Sources on all sides of the Government concede that Varadkar’s intervention caught them off-guard and created a significant political problem, revealing substantial differences at the heart of government about one of its most important policy areas.

Some sources suggest that the Fine Gael leader's comments stemmed from a growing frustration at how Government business was being managed at the centre, though it is hard to escape the conclusion that he was making things worse for the Government by speaking in public.

Differences in coalition governments happen all the time, but differences between the principals are usually kept behind closed doors.

Some of this, no doubt, is down to teething problems as the three parties settle down a try to establish a shared modus operandi.

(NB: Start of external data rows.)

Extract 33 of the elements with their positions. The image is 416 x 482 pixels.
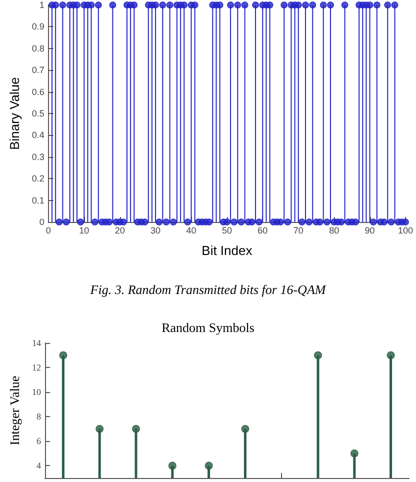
chart-title: Random Symbols: [162, 320, 254, 335]
y-axis-title: Binary Value: [7, 77, 22, 150]
x-tick-label: 90: [364, 226, 375, 236]
x-tick-label: 60: [258, 226, 268, 236]
y-tick-label: 12: [32, 362, 41, 373]
y-tick-label: 0.4: [32, 130, 44, 140]
y-tick-label: 0: [39, 217, 44, 227]
y-tick-label: 4: [36, 460, 42, 471]
x-tick-label: 20: [114, 226, 125, 236]
x-axis-title: Bit Index: [202, 243, 253, 258]
y-tick-label: 0.5: [32, 108, 44, 118]
y-tick-label: 0.8: [32, 43, 44, 54]
y-tick-label: 1: [39, 0, 44, 10]
y-tick-label: 0.1: [32, 195, 44, 206]
x-tick-label: 80: [329, 226, 340, 236]
y-tick-label: 10: [32, 387, 42, 398]
y-tick-label: 14: [32, 338, 42, 348]
x-tick-label: 100: [398, 226, 414, 236]
y-tick-label: 0.2: [32, 174, 44, 184]
y-tick-label: 6: [36, 436, 42, 446]
x-tick-label: 50: [222, 226, 232, 236]
x-tick-label: 10: [79, 226, 90, 236]
x-tick-label: 70: [293, 226, 304, 236]
y-tick-label: 0.7: [32, 65, 44, 76]
y-tick-label: 8: [36, 412, 42, 422]
y-tick-label: 0.6: [32, 86, 44, 97]
x-tick-label: 40: [186, 226, 196, 236]
y-tick-label: 0.3: [32, 152, 44, 162]
x-tick-label: 30: [150, 226, 161, 236]
y-tick-label: 0.9: [32, 22, 44, 32]
caption: Fig. 3. Random Transmitted bits for 16-QAM: [89, 282, 328, 298]
x-tick-label: 0: [46, 226, 51, 236]
y-axis-title: Integer Value: [7, 376, 22, 446]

If you talk to any Fianna Fáiler for long they start to give out about Fine Gael Ministers, insisting that they have left a mess in their wake and don't accept Fianna Fáil is leading the Government.

But talk to Fine Gaelers and after a semi-decent interval, they will begin to give out about Fianna Fail – claiming they haven’t a clue what they’re doing and are hopelessly unprepared.

Fine Gaelers bitch about Micheál Martin (“He seems very weak”), Fianna Fáil about Varadkar (“Leo’s behaviour has been out of order”).

Old enemies

All this is to be expected. It was always going to take some time for the two old enemies to figure out how they were going to live with one another. But this Government might not have the luxury of taking its time with the process.

A number of official and political sources have privately expressed alarm about the lack of a strong, united and proactive centre that sets and enforces the shared agenda of the three coalition parties.

“Personal relations are very good, but there isn’t yet a coherent centre,” one Minister concedes.

Another senior official finds the stumbling at the centre of government “fascinating and disturbing”, while yet a nother source worries that “people are not talking to one another”.

The party leaders and senior Ministers, says another senior official, “need to get their s**t together.”

Faced with a potential second wave of the pandemic signalled by the recent growth in infections, the launch of a stimulus plan on Thursday, and the defining question of whether it can open schools in five weeks, the fledgling coalition is fast running out of time to ease itself into the job.

It needs to quickly start doing both politics and government rather better than it has so far, or the circumstances it faces will tear it apart.